Tengo que admitir que me resulta difícil escribir a un ordenador mis sentimientos (es una sensación muy fria...), así que pido perdón de antemano por si no doy lo mejor de mi misma...
Aunque aún llevo muy poco tiempo, considero que la ocasión que te brinda el programa de voluntariado europeo es una oportunidad que no se debe desaprovechar, por lo que de momento solo le veo beneficios. Además tengo la suerte de haber encontrado un proyecto que me llena en todos los sentidos, e intento no parar ni un segundo, ya que quiero absorber todo, recibir & ofrecer... y me gustaría seguir con este estado activo.
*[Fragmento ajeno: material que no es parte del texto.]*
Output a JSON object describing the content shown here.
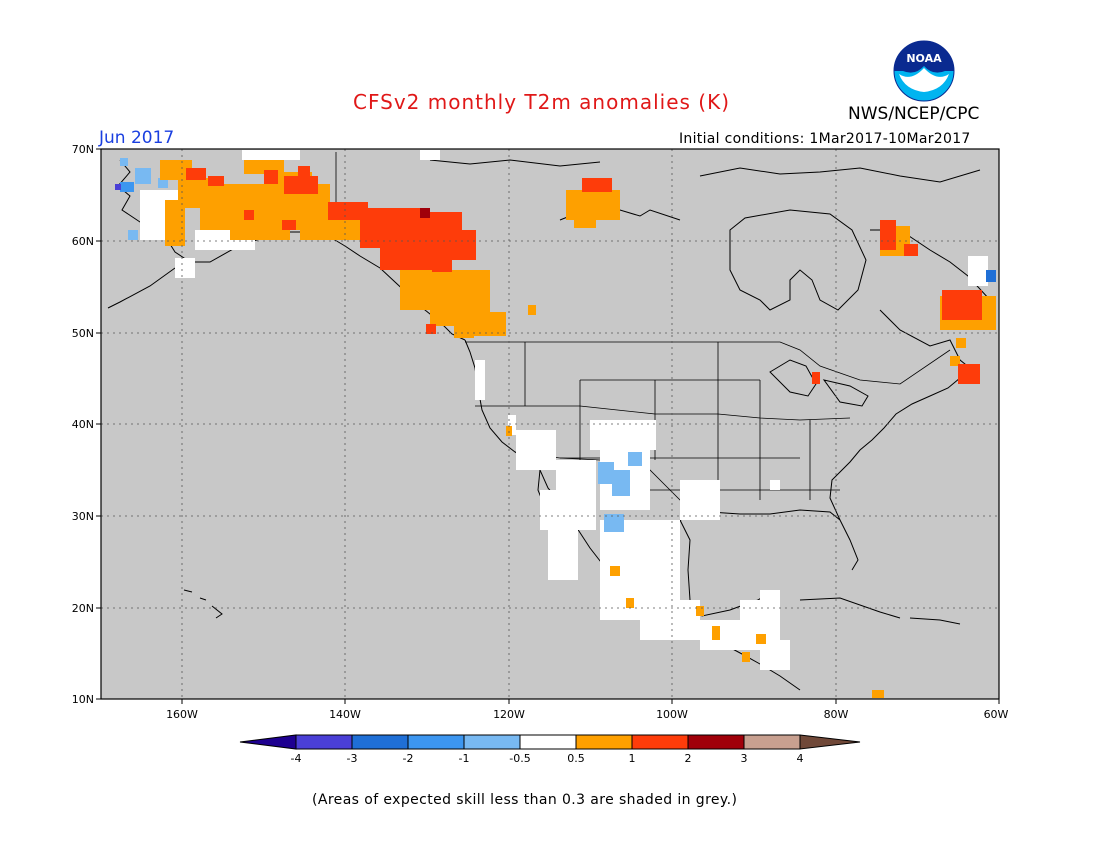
{
  "header": {
    "title": "CFSv2 monthly T2m anomalies (K)",
    "agency": "NWS/NCEP/CPC",
    "logo_text": "NOAA",
    "target_month": "Jun 2017",
    "initial_conditions": "Initial conditions: 1Mar2017-10Mar2017"
  },
  "map": {
    "lat_labels": [
      "70N",
      "60N",
      "50N",
      "40N",
      "30N",
      "20N",
      "10N"
    ],
    "lon_labels": [
      "160W",
      "140W",
      "120W",
      "100W",
      "80W",
      "60W"
    ],
    "background_color": "#c8c8c8",
    "land_outline_color": "#000000",
    "gridline_style": "dotted"
  },
  "legend": {
    "tick_labels": [
      "-4",
      "-3",
      "-2",
      "-1",
      "-0.5",
      "0.5",
      "1",
      "2",
      "3",
      "4"
    ],
    "colors": [
      "#1e0090",
      "#4a3fd6",
      "#1f6fd6",
      "#3c96f0",
      "#78b9f2",
      "#ffffff",
      "#fea000",
      "#fe3c0a",
      "#a0000a",
      "#c8a090",
      "#704838"
    ]
  },
  "footnote": "(Areas of expected skill less than 0.3 are shaded in grey.)"
}
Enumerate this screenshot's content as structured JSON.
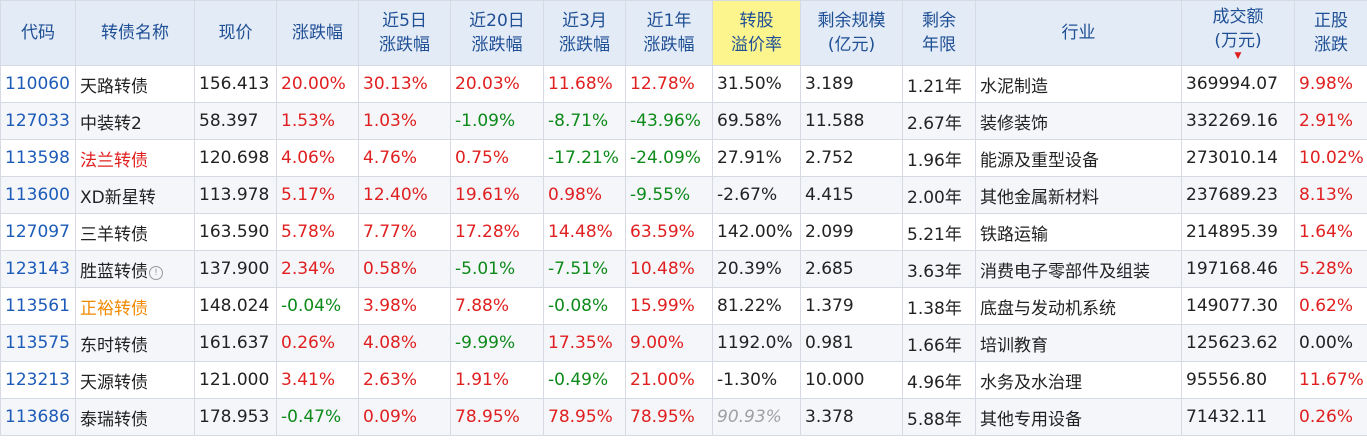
{
  "headers": [
    {
      "l1": "代码",
      "l2": ""
    },
    {
      "l1": "转债名称",
      "l2": ""
    },
    {
      "l1": "现价",
      "l2": ""
    },
    {
      "l1": "涨跌幅",
      "l2": ""
    },
    {
      "l1": "近5日",
      "l2": "涨跌幅"
    },
    {
      "l1": "近20日",
      "l2": "涨跌幅"
    },
    {
      "l1": "近3月",
      "l2": "涨跌幅"
    },
    {
      "l1": "近1年",
      "l2": "涨跌幅"
    },
    {
      "l1": "转股",
      "l2": "溢价率"
    },
    {
      "l1": "剩余规模",
      "l2": "(亿元)"
    },
    {
      "l1": "剩余",
      "l2": "年限"
    },
    {
      "l1": "行业",
      "l2": ""
    },
    {
      "l1": "成交额",
      "l2": "(万元)"
    },
    {
      "l1": "正股",
      "l2": "涨跌"
    }
  ],
  "sort_indicator": "▼",
  "highlight_color": "#fcf58e",
  "colors": {
    "up": "#e02020",
    "down": "#0e8a1a",
    "code": "#1d5bb8",
    "header_bg": "#e3ebf6"
  },
  "rows": [
    {
      "code": "110060",
      "name": "天路转债",
      "price": "156.413",
      "chg": "20.00%",
      "d5": "30.13%",
      "d20": "20.03%",
      "m3": "11.68%",
      "y1": "12.78%",
      "premium": "31.50%",
      "scale": "3.189",
      "years": "1.21年",
      "industry": "水泥制造",
      "amount": "369994.07",
      "stock_chg": "9.98%"
    },
    {
      "code": "127033",
      "name": "中装转2",
      "price": "58.397",
      "chg": "1.53%",
      "d5": "1.03%",
      "d20": "-1.09%",
      "m3": "-8.71%",
      "y1": "-43.96%",
      "premium": "69.58%",
      "scale": "11.588",
      "years": "2.67年",
      "industry": "装修装饰",
      "amount": "332269.16",
      "stock_chg": "2.91%"
    },
    {
      "code": "113598",
      "name": "法兰转债",
      "price": "120.698",
      "chg": "4.06%",
      "d5": "4.76%",
      "d20": "0.75%",
      "m3": "-17.21%",
      "y1": "-24.09%",
      "premium": "27.91%",
      "scale": "2.752",
      "years": "1.96年",
      "industry": "能源及重型设备",
      "amount": "273010.14",
      "stock_chg": "10.02%"
    },
    {
      "code": "113600",
      "name": "XD新星转",
      "price": "113.978",
      "chg": "5.17%",
      "d5": "12.40%",
      "d20": "19.61%",
      "m3": "0.98%",
      "y1": "-9.55%",
      "premium": "-2.67%",
      "scale": "4.415",
      "years": "2.00年",
      "industry": "其他金属新材料",
      "amount": "237689.23",
      "stock_chg": "8.13%"
    },
    {
      "code": "127097",
      "name": "三羊转债",
      "price": "163.590",
      "chg": "5.78%",
      "d5": "7.77%",
      "d20": "17.28%",
      "m3": "14.48%",
      "y1": "63.59%",
      "premium": "142.00%",
      "scale": "2.099",
      "years": "5.21年",
      "industry": "铁路运输",
      "amount": "214895.39",
      "stock_chg": "1.64%"
    },
    {
      "code": "123143",
      "name": "胜蓝转债",
      "price": "137.900",
      "chg": "2.34%",
      "d5": "0.58%",
      "d20": "-5.01%",
      "m3": "-7.51%",
      "y1": "10.48%",
      "premium": "20.39%",
      "scale": "2.685",
      "years": "3.63年",
      "industry": "消费电子零部件及组装",
      "amount": "197168.46",
      "stock_chg": "5.28%",
      "info": "!"
    },
    {
      "code": "113561",
      "name": "正裕转债",
      "price": "148.024",
      "chg": "-0.04%",
      "d5": "3.98%",
      "d20": "7.88%",
      "m3": "-0.08%",
      "y1": "15.99%",
      "premium": "81.22%",
      "scale": "1.379",
      "years": "1.38年",
      "industry": "底盘与发动机系统",
      "amount": "149077.30",
      "stock_chg": "0.62%"
    },
    {
      "code": "113575",
      "name": "东时转债",
      "price": "161.637",
      "chg": "0.26%",
      "d5": "4.08%",
      "d20": "-9.99%",
      "m3": "17.35%",
      "y1": "9.00%",
      "premium": "1192.0%",
      "scale": "0.981",
      "years": "1.66年",
      "industry": "培训教育",
      "amount": "125623.62",
      "stock_chg": "0.00%"
    },
    {
      "code": "123213",
      "name": "天源转债",
      "price": "121.000",
      "chg": "3.41%",
      "d5": "2.63%",
      "d20": "1.91%",
      "m3": "-0.49%",
      "y1": "21.00%",
      "premium": "-1.30%",
      "scale": "10.000",
      "years": "4.96年",
      "industry": "水务及水治理",
      "amount": "95556.80",
      "stock_chg": "11.67%"
    },
    {
      "code": "113686",
      "name": "泰瑞转债",
      "price": "178.953",
      "chg": "-0.47%",
      "d5": "0.09%",
      "d20": "78.95%",
      "m3": "78.95%",
      "y1": "78.95%",
      "premium": "90.93%",
      "scale": "3.378",
      "years": "5.88年",
      "industry": "其他专用设备",
      "amount": "71432.11",
      "stock_chg": "0.26%"
    }
  ]
}
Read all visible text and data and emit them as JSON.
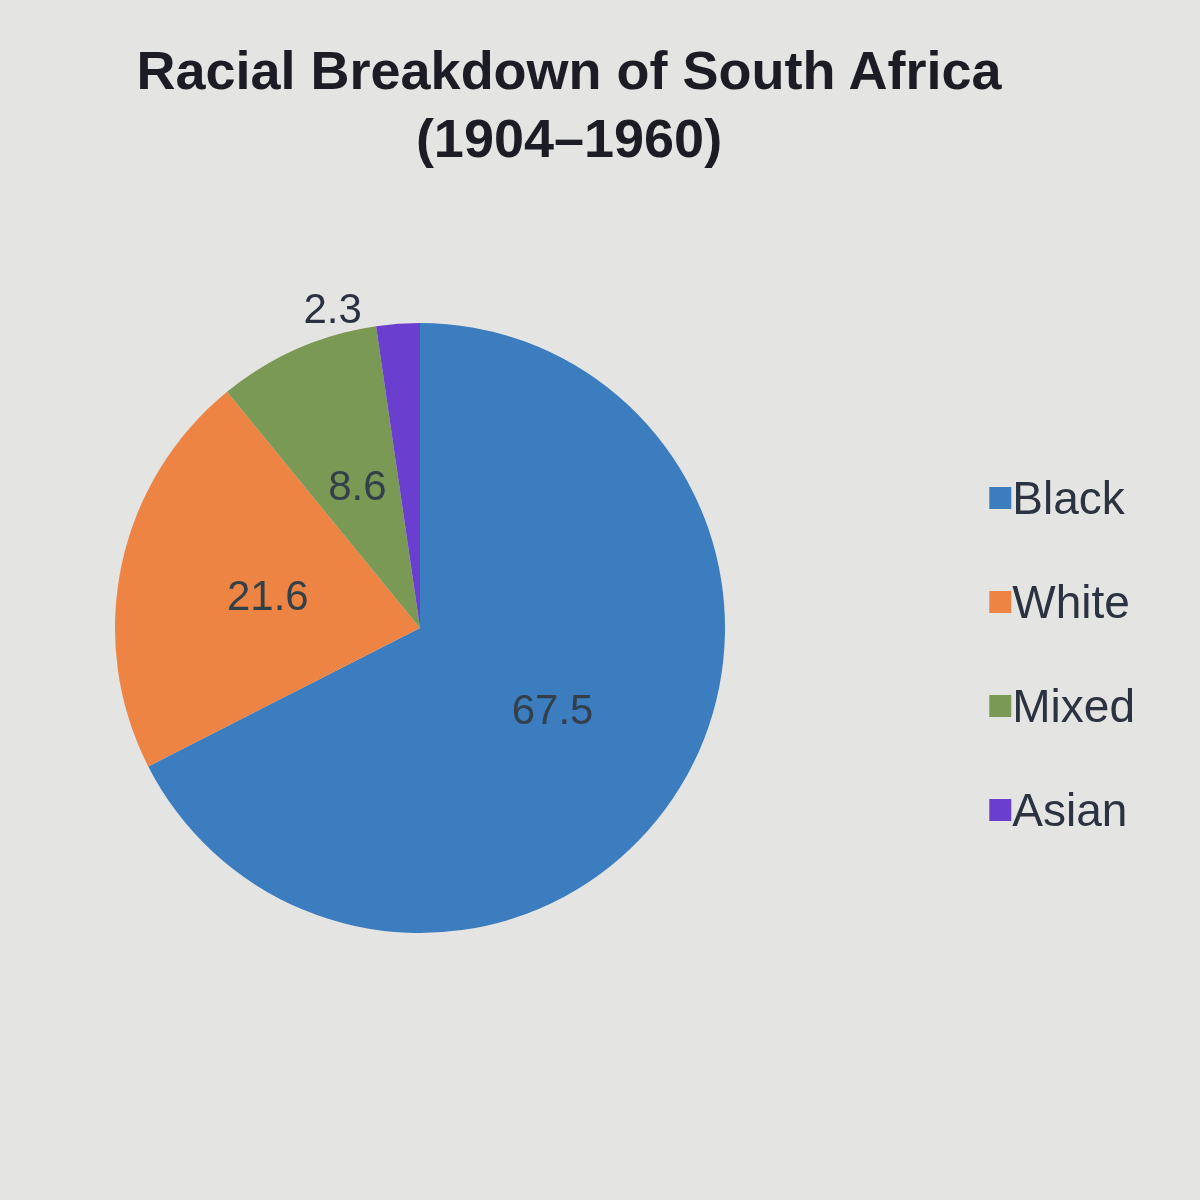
{
  "chart_data": {
    "type": "pie",
    "title": "Racial Breakdown of South Africa",
    "subtitle": "(1904–1960)",
    "categories": [
      "Black",
      "White",
      "Mixed",
      "Asian"
    ],
    "values": [
      67.5,
      21.6,
      8.6,
      2.3
    ],
    "colors": [
      "#3b7dbf",
      "#ee8443",
      "#7a9955",
      "#6a3fcf"
    ],
    "data_labels": true,
    "legend": "right"
  }
}
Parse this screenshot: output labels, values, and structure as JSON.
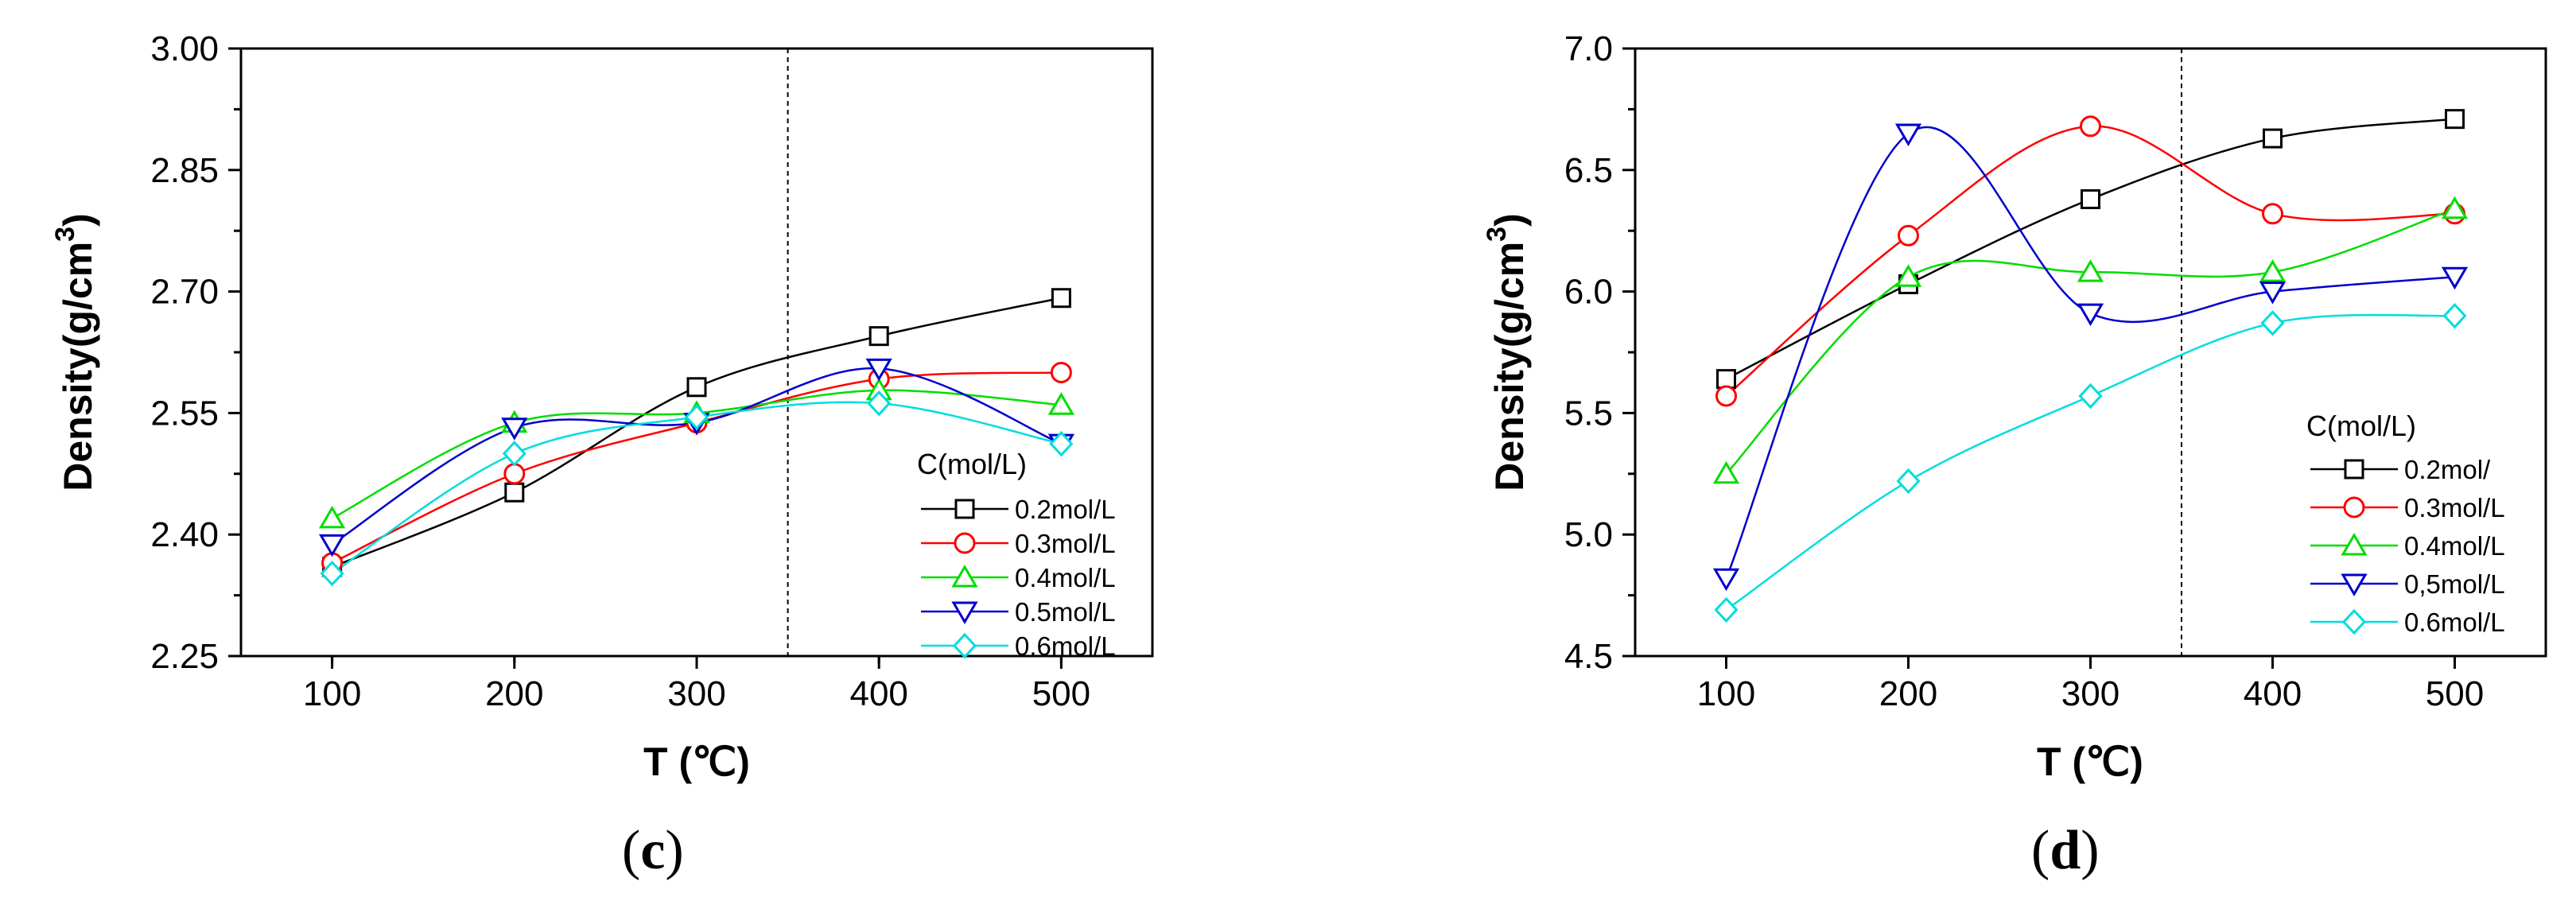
{
  "chart_data": [
    {
      "type": "line",
      "panel_label": "c",
      "xlabel": "T (℃)",
      "ylabel": "Density(g/cm3)",
      "xlim": [
        50,
        550
      ],
      "ylim": [
        2.25,
        3.0
      ],
      "x_ticks": [
        "100",
        "200",
        "300",
        "400",
        "500"
      ],
      "y_ticks": [
        "2.25",
        "2.40",
        "2.55",
        "2.70",
        "2.85",
        "3.00"
      ],
      "vline_x": 350,
      "legend_title": "C(mol/L)",
      "legend_position": "bottom-right",
      "x": [
        100,
        200,
        300,
        400,
        500
      ],
      "series": [
        {
          "name": "0.2mol/L",
          "color": "#000000",
          "marker": "square",
          "values": [
            2.36,
            2.452,
            2.582,
            2.645,
            2.692
          ]
        },
        {
          "name": "0.3mol/L",
          "color": "#ff0000",
          "marker": "circle",
          "values": [
            2.365,
            2.475,
            2.538,
            2.592,
            2.6
          ]
        },
        {
          "name": "0.4mol/L",
          "color": "#00dd00",
          "marker": "triangle-up",
          "values": [
            2.42,
            2.538,
            2.55,
            2.578,
            2.56
          ]
        },
        {
          "name": "0.5mol/L",
          "color": "#0000cc",
          "marker": "triangle-down",
          "values": [
            2.388,
            2.532,
            2.538,
            2.605,
            2.512
          ]
        },
        {
          "name": "0.6mol/L",
          "color": "#00dddd",
          "marker": "diamond",
          "values": [
            2.352,
            2.5,
            2.545,
            2.562,
            2.512
          ]
        }
      ]
    },
    {
      "type": "line",
      "panel_label": "d",
      "xlabel": "T (℃)",
      "ylabel": "Density(g/cm3)",
      "xlim": [
        50,
        550
      ],
      "ylim": [
        4.5,
        7.0
      ],
      "x_ticks": [
        "100",
        "200",
        "300",
        "400",
        "500"
      ],
      "y_ticks": [
        "4.5",
        "5.0",
        "5.5",
        "6.0",
        "6.5",
        "7.0"
      ],
      "vline_x": 350,
      "legend_title": "C(mol/L)",
      "legend_position": "bottom-right",
      "x": [
        100,
        200,
        300,
        400,
        500
      ],
      "series": [
        {
          "name": "0.2mol/",
          "color": "#000000",
          "marker": "square",
          "values": [
            5.64,
            6.03,
            6.38,
            6.63,
            6.71
          ]
        },
        {
          "name": "0.3mol/L",
          "color": "#ff0000",
          "marker": "circle",
          "values": [
            5.57,
            6.23,
            6.68,
            6.32,
            6.32
          ]
        },
        {
          "name": "0.4mol/L",
          "color": "#00dd00",
          "marker": "triangle-up",
          "values": [
            5.25,
            6.06,
            6.08,
            6.08,
            6.34
          ]
        },
        {
          "name": "0,5mol/L",
          "color": "#0000cc",
          "marker": "triangle-down",
          "values": [
            4.82,
            6.65,
            5.91,
            6.0,
            6.06
          ]
        },
        {
          "name": "0.6mol/L",
          "color": "#00dddd",
          "marker": "diamond",
          "values": [
            4.69,
            5.22,
            5.57,
            5.87,
            5.9
          ]
        }
      ]
    }
  ]
}
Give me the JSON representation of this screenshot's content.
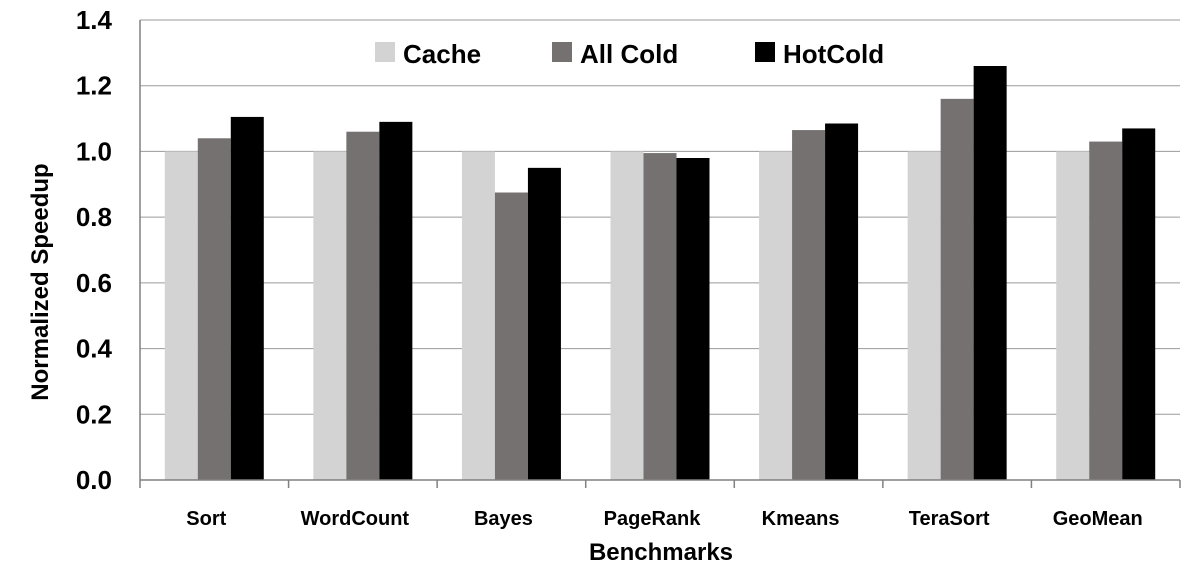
{
  "chart_data": {
    "type": "bar",
    "categories": [
      "Sort",
      "WordCount",
      "Bayes",
      "PageRank",
      "Kmeans",
      "TeraSort",
      "GeoMean"
    ],
    "series": [
      {
        "name": "Cache",
        "color": "#d3d3d3",
        "values": [
          1.0,
          1.0,
          1.0,
          1.0,
          1.0,
          1.0,
          1.0
        ]
      },
      {
        "name": "All Cold",
        "color": "#767171",
        "values": [
          1.04,
          1.06,
          0.875,
          0.995,
          1.065,
          1.16,
          1.03
        ]
      },
      {
        "name": "HotCold",
        "color": "#000000",
        "values": [
          1.105,
          1.09,
          0.95,
          0.98,
          1.085,
          1.26,
          1.07
        ]
      }
    ],
    "title": "",
    "xlabel": "Benchmarks",
    "ylabel": "Normalized Speedup",
    "ylim": [
      0,
      1.4
    ],
    "yticks": [
      "0.0",
      "0.2",
      "0.4",
      "0.6",
      "0.8",
      "1.0",
      "1.2",
      "1.4"
    ],
    "grid": true,
    "legend_position": "top-center"
  }
}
Creo que es demasiado pronto para hacer una valoración sobre la convivencia, aunque hoy por hoy me siento más adaptada que el primer día, y espero que la armonía siga creciendo. Siento el apoyo de mis compañeros (y su paciencia para hablar conmigo) y eso se agradece.
¡Y que decir de Budapest! Cada vez que tuerzo una esquina descubro algo que me impresiona más que lo anterior, es la capital, pero es maravilloso tener momentos en los que te encuentres sola admirando Heroes Square, notando el peso de la historia húngara, sin que ningún ruido, ninguna persona, se encuentre a tu alrrededor :)
Ahora mismo la única "barrera" que tengo es el idioma, aunque espero que con el tiempo se derrumbe, ya que como dice una de mis canciones favoritas "las palabras son el mapa de tu vida"... y sin ellas no eres nadie.